Sign test G is used to compare related datasets. Its empirical value Gemp is number of negative shifts. Sign test critical value Gcr(α, n) on significant level α for freedom degrees number n (number of positive and negative shifts) is determined by the table [9]. If Gemp is more or equal to Gcr(α, n) then the statistical hypothesis H0 is accepted. If Gemp is less than Gcr(α, n) then the statistical hypothesis H1 is accepted. Value Gemp1 is 6 and it is less that Gcr(0.05, 42) (Table 7). This means that the statistical hypothesis H11 is accepted (Table 7). The math methodic system doesn’t influence randomly to the changing math competencies of first-year engineering students for offline learning. Value Gemp2 is 13 and it equals to Gcr(0.05, 39) (Table 7). This means that the statistical hypothesis H02 is accepted (Table 7). The math methodic system influences randomly to the changing math competencies of first-year engineering students for online learning. The results of this research don’t conflict with the results of other researchers [10].
Conclusion
The statistical analysis of math testing results use made it possible to identify trends in the math student’s competencies in the randomly selected groups.
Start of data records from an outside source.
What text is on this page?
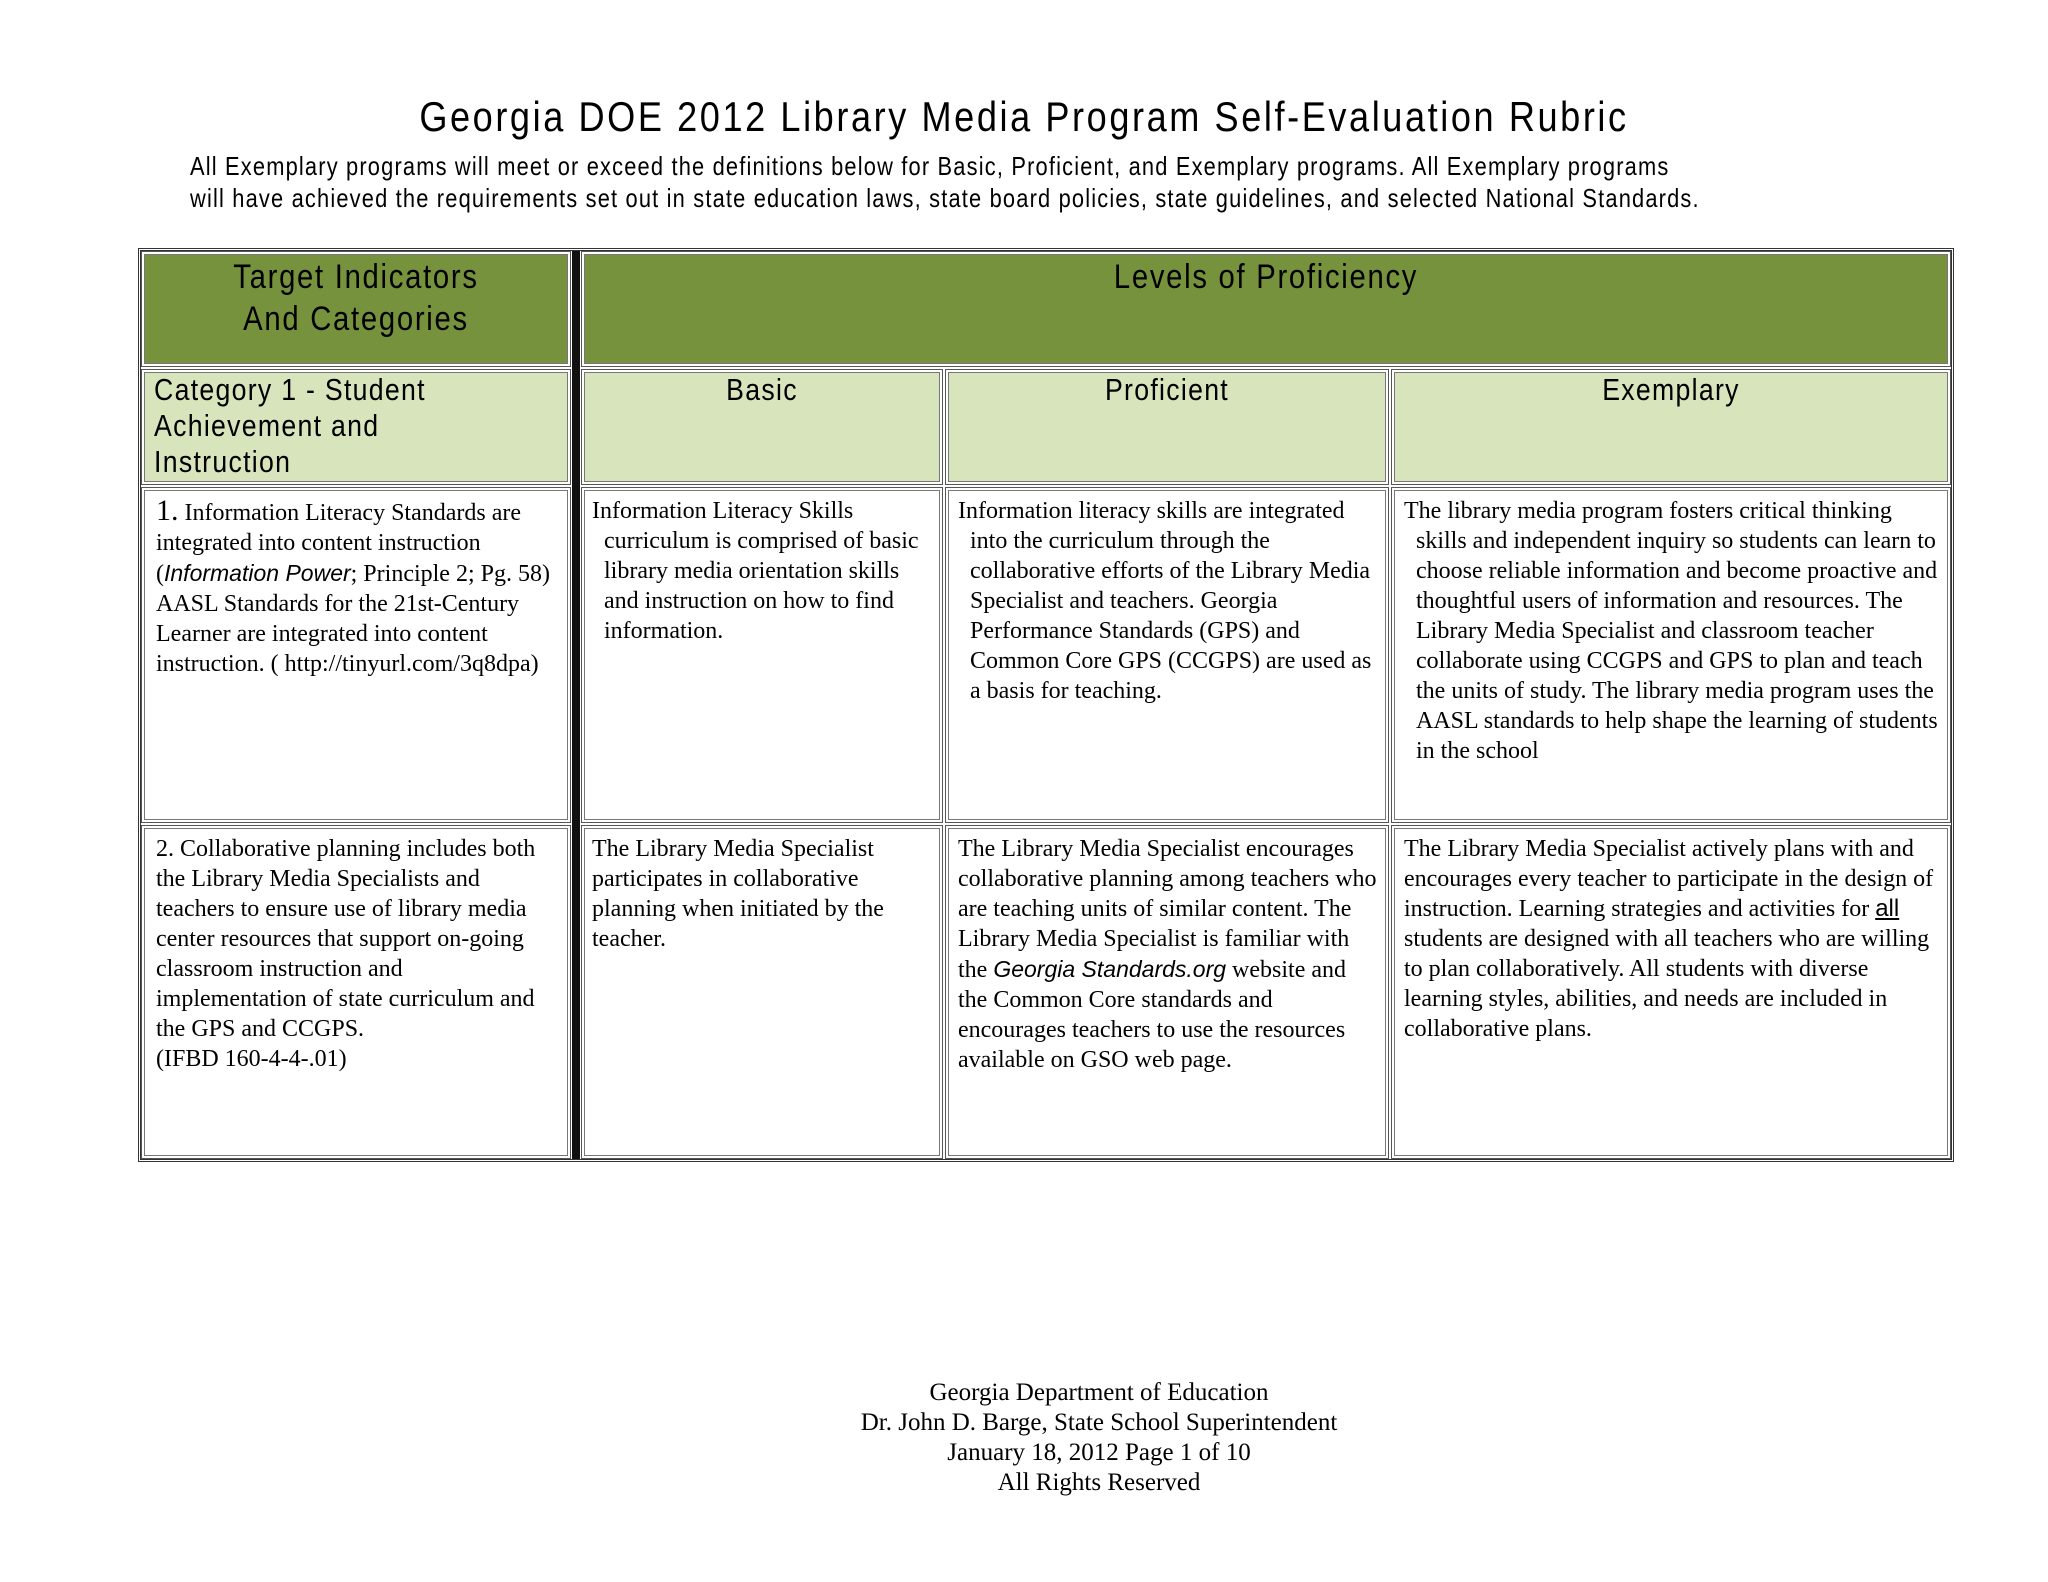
Georgia DOE 2012 Library Media Program Self-Evaluation Rubric
All Exemplary programs will meet or exceed the definitions below for Basic, Proficient, and Exemplary programs. All Exemplary programs
will have achieved the requirements set out in state education laws, state board policies, state guidelines, and selected National Standards.
Target Indicators
And Categories
Levels of Proficiency
Category 1 - Student
Achievement and Instruction
Basic	Proficient	Exemplary
1. Information Literacy Standards are integrated into content instruction (Information Power; Principle 2; Pg. 58)
AASL Standards for the 21st-Century Learner are integrated into content instruction. ( http://tinyurl.com/3q8dpa)
Information Literacy Skills curriculum is comprised of basic library media orientation skills and instruction on how to find information.
Information literacy skills are integrated into the curriculum through the collaborative efforts of the Library Media Specialist and teachers. Georgia Performance Standards (GPS) and Common Core GPS (CCGPS) are used as a basis for teaching.
The library media program fosters critical thinking skills and independent inquiry so students can learn to choose reliable information and become proactive and thoughtful users of information and resources. The Library Media Specialist and classroom teacher collaborate using CCGPS and GPS to plan and teach the units of study. The library media program uses the AASL standards to help shape the learning of students in the school
2. Collaborative planning includes both the Library Media Specialists and teachers to ensure use of library media center resources that support on-going classroom instruction and implementation of state curriculum and the GPS and CCGPS.
(IFBD 160-4-4-.01)
The Library Media Specialist participates in collaborative planning when initiated by the teacher.
The Library Media Specialist encourages collaborative planning among teachers who are teaching units of similar content. The Library Media Specialist is familiar with the Georgia Standards.org website and the Common Core standards and encourages teachers to use the resources available on GSO web page.
The Library Media Specialist actively plans with and encourages every teacher to participate in the design of instruction. Learning strategies and activities for all students are designed with all teachers who are willing to plan collaboratively. All students with diverse learning styles, abilities, and needs are included in collaborative plans.
Georgia Department of Education
Dr. John D. Barge, State School Superintendent
January 18, 2012 Page 1 of 10
All Rights Reserved
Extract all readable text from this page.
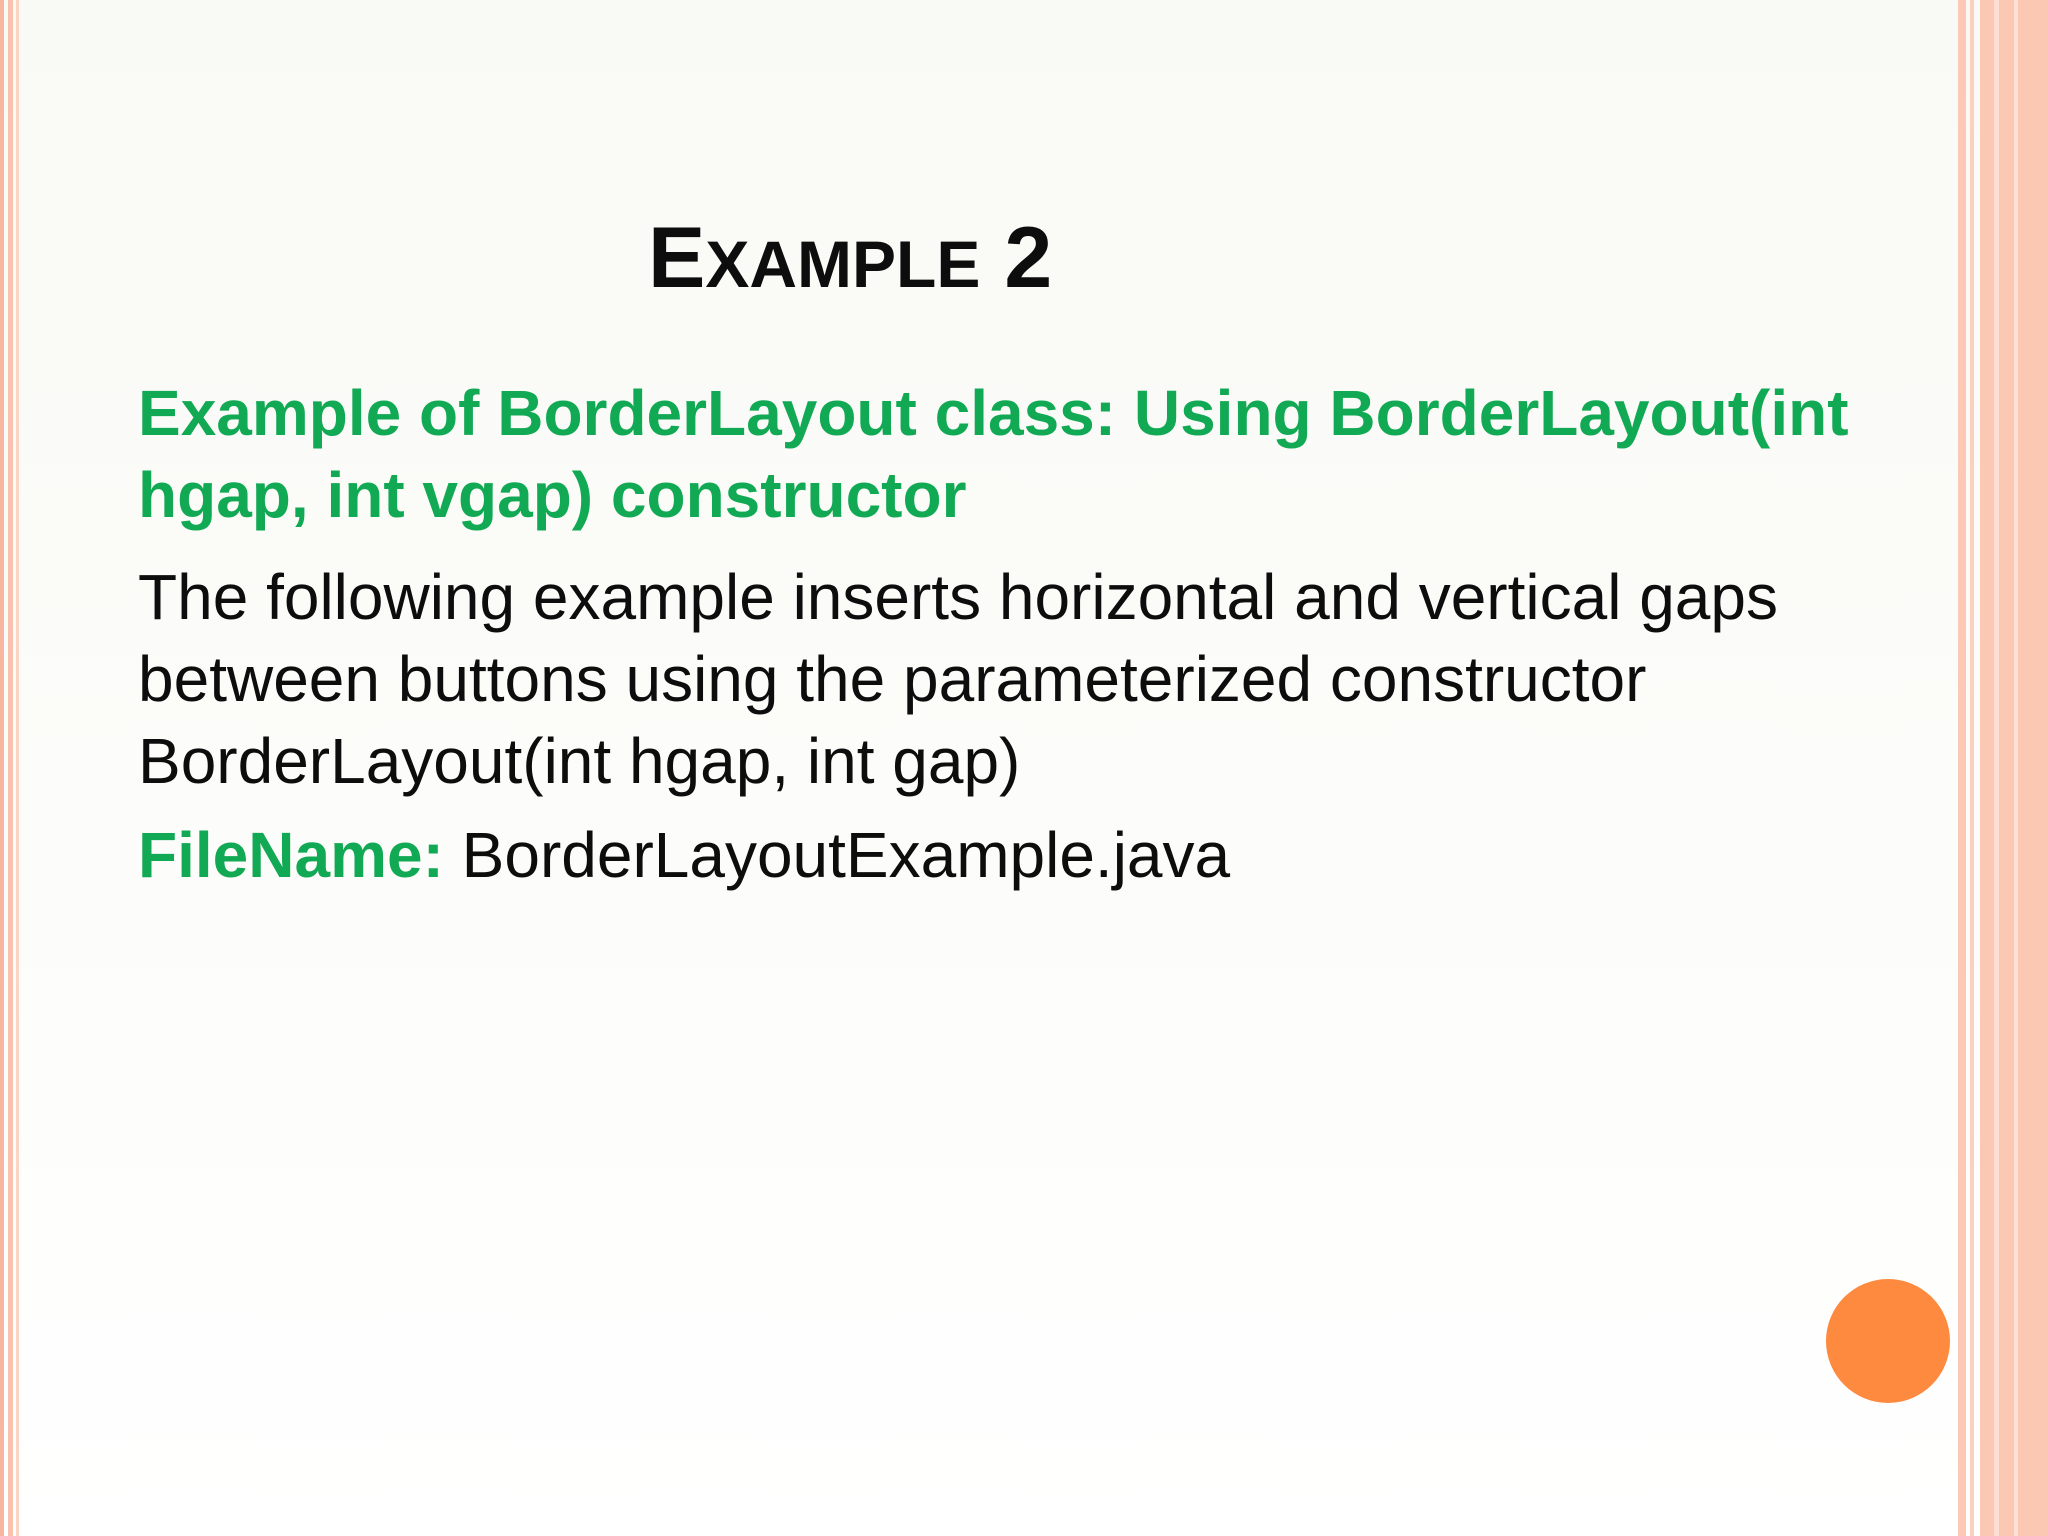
EXAMPLE 2

Example of BorderLayout class: Using BorderLayout(int hgap, int vgap) constructor

The following example inserts horizontal and vertical gaps between buttons using the parameterized constructor BorderLayout(int hgap, int gap)

FileName: BorderLayoutExample.java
Online e-learning is a new and interesting phenomenon in modern education. Its features need to correct the traditional math methodic system for university students. Formation of positive motivation, stimulation of note-taking in the virtual class [11] and improvement the methodic system for task solving [12] remain important factors in university math online e-learning. Weak feedback between university teacher and students reduces the e-learning effectiveness in a virtual class. The impotence of the student’s independent work is increases without face-to-face communication.